L’humanisme de Heidegger - inexistant sous cette appellation -, c’est cette idée que l’étant de l’homme se distingue radicalement de tout autre étant, puisqu’il est le seul qui, grâce au langage, ait un possible accès à la vérité, c’est-à-dire à l’être. Le reste du vivant comme du non-vivant est aveugle à l’être, ce qui le déclasse irrémédiablement. Et du même coup, cela voue la science à rester confinée dans le calcul et l’expectative et à ne pas penser. Il est difficile d’imaginer une conception de l’homme davantage dictée par l’amour-propre.
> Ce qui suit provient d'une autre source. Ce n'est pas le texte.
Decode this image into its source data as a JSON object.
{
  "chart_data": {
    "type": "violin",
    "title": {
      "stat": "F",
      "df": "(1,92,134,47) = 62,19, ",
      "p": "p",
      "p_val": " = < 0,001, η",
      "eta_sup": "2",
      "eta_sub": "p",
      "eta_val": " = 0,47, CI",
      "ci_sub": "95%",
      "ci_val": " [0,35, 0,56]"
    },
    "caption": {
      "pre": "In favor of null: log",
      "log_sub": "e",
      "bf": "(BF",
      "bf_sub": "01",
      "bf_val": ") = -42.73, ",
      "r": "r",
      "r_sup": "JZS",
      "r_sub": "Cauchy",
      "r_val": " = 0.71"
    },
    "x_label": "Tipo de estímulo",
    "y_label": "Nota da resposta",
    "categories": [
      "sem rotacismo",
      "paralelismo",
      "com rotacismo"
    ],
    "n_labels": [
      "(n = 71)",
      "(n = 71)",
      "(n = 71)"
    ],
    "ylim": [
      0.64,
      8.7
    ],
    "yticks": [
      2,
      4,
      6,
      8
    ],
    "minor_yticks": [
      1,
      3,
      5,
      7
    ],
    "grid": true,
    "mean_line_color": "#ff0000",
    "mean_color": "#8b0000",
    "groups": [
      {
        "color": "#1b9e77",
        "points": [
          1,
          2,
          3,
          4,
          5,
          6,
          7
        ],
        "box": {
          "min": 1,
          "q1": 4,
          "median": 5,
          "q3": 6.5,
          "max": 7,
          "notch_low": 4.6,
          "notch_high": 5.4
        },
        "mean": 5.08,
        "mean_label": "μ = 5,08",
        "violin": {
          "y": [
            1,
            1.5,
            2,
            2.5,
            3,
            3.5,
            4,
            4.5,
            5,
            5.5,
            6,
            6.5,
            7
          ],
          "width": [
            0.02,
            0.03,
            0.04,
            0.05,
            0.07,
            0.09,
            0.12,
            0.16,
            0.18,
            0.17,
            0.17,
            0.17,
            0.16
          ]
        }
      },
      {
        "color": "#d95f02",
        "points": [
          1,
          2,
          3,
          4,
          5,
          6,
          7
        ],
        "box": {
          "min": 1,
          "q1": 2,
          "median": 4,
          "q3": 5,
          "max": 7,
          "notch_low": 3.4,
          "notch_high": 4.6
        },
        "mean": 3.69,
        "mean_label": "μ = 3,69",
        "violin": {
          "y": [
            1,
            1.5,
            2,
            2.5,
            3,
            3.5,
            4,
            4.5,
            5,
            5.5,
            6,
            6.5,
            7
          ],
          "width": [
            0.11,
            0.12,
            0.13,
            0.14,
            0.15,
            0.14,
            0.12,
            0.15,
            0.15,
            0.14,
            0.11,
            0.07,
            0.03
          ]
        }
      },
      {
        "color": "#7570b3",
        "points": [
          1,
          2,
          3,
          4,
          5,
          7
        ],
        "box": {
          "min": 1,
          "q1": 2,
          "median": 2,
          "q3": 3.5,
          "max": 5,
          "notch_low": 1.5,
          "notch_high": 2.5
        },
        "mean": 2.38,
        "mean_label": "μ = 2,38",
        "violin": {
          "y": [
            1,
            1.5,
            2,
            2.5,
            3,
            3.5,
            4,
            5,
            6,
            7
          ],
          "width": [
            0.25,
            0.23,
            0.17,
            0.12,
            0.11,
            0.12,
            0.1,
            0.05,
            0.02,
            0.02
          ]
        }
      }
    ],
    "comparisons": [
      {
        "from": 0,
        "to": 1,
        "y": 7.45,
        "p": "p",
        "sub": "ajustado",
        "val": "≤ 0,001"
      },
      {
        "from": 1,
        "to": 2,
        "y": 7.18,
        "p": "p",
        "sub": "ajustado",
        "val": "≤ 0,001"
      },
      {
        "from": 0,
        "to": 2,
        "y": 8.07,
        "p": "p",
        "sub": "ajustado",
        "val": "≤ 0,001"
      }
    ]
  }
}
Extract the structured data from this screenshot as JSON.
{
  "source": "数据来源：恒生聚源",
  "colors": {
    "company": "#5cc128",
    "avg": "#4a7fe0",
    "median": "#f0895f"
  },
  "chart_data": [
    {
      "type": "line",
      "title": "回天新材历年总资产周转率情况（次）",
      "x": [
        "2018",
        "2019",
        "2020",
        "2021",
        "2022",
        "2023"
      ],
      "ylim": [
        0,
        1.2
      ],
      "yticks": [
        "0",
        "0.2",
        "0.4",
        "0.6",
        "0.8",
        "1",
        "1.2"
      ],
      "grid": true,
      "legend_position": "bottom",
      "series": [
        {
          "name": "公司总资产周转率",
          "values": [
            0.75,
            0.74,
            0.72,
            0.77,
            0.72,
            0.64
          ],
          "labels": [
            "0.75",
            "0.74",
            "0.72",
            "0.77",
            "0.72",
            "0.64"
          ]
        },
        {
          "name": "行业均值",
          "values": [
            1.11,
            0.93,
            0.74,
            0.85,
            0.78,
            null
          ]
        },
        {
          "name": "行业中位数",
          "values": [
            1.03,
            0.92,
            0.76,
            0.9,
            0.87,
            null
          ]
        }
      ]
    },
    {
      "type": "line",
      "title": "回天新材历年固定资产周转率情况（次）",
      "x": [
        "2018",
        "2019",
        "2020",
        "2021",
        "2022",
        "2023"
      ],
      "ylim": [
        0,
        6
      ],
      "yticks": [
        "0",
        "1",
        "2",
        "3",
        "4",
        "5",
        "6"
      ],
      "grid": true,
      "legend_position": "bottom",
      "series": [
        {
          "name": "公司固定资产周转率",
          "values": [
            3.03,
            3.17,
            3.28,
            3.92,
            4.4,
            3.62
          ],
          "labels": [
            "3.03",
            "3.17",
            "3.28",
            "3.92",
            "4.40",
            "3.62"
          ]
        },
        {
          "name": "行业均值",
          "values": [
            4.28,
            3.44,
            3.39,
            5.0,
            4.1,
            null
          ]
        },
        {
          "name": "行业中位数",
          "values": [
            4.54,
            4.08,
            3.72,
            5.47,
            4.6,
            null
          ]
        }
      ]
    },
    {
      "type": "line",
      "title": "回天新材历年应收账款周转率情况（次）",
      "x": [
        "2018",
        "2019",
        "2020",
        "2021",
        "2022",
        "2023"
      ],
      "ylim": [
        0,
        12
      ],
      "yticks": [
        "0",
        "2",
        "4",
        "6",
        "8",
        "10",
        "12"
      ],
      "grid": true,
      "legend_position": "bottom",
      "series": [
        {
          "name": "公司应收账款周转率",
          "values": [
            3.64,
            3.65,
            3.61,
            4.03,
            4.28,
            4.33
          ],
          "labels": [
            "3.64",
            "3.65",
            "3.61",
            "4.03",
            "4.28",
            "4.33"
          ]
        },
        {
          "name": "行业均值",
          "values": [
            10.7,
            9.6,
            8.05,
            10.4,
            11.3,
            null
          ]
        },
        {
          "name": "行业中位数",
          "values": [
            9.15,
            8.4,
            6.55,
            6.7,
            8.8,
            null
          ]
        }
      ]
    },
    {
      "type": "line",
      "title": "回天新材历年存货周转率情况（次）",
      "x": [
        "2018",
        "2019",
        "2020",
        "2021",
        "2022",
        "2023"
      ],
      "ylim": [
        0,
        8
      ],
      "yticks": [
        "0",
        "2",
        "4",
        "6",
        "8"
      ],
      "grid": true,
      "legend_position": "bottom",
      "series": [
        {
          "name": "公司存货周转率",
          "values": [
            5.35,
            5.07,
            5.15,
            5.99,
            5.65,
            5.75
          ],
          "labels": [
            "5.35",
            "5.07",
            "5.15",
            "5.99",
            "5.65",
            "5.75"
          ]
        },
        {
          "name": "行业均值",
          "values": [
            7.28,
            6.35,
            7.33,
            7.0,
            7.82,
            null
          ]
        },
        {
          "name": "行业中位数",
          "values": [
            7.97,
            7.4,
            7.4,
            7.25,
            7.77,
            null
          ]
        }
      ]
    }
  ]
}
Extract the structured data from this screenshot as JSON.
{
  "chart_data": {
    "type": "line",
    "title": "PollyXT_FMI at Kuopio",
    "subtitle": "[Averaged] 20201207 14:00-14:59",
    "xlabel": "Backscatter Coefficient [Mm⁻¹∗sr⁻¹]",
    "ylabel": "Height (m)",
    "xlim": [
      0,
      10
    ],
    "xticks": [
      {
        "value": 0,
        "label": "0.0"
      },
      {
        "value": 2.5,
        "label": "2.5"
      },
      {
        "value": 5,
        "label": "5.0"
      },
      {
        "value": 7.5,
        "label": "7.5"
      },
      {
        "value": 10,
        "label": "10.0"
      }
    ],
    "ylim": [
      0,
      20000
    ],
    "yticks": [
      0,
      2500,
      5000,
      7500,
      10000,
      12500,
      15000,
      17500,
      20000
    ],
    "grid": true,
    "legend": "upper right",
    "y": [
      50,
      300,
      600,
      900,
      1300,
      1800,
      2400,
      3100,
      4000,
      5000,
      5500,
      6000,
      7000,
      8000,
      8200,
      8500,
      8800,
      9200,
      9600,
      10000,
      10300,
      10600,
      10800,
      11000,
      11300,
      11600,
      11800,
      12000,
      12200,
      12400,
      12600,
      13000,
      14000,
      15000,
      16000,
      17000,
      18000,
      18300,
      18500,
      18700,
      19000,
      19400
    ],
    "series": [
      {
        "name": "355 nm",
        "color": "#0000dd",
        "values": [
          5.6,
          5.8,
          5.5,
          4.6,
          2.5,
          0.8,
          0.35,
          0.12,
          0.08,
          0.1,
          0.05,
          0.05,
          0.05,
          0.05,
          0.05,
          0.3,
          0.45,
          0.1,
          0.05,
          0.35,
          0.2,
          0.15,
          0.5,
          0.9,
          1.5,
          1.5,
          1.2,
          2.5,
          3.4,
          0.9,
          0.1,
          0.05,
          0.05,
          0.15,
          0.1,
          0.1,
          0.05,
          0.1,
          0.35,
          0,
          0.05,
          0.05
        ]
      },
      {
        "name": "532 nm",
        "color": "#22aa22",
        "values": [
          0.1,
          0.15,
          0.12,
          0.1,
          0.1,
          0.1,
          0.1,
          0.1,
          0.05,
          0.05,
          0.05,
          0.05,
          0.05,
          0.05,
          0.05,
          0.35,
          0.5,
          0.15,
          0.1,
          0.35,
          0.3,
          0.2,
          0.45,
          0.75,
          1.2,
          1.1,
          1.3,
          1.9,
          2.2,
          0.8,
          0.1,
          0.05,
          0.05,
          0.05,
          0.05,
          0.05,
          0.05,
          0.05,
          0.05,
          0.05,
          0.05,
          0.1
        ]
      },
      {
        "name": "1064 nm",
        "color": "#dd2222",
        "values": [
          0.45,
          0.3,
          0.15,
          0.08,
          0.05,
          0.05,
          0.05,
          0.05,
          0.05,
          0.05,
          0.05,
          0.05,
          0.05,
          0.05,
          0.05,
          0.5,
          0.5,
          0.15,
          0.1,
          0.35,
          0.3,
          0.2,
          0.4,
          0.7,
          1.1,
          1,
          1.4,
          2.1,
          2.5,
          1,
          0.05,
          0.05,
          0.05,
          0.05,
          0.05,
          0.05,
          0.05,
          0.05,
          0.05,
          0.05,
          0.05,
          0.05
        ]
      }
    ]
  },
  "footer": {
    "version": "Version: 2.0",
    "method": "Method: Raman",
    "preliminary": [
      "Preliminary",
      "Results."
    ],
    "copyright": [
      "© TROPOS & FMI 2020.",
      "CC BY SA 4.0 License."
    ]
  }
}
L’humanisme de Lévi-Strauss - qu’on a quelquefois qualifié d’anti-humanisme, parce qu’il incluait bien davantage que les humains - a précisément réagi contre ce que le mot impliquait d’amour-propre. Je ne résiste pas à l’envie de lui laisser préciser sa pensée :
« En ce siècle où l’homme s’acharne à détruire d’innombrables formes vivantes, après tant de sociétés dont la richesse et la diversité constituaient de temps immémorial le plus clair de son patrimoine, jamais, sans doute, il n’a été plus nécessaire de dire, comme font les mythes, qu’un humanisme bien ordonné ne commence pas par soi-même, mais place le monde avant la vie, la vie avant l’homme, le respect des autres êtres avant l’amour-propre ; et que même un séjour d’un ou deux millions d’années sur cette terre, puisque de toute façon il connaîtra un terme, ne saurait servir d’excuse à une espèce quelconque, fût-ce la nôtre, pour se l’approprier comme une chose et s’y conduire sans pudeur ni discrétion. » (2)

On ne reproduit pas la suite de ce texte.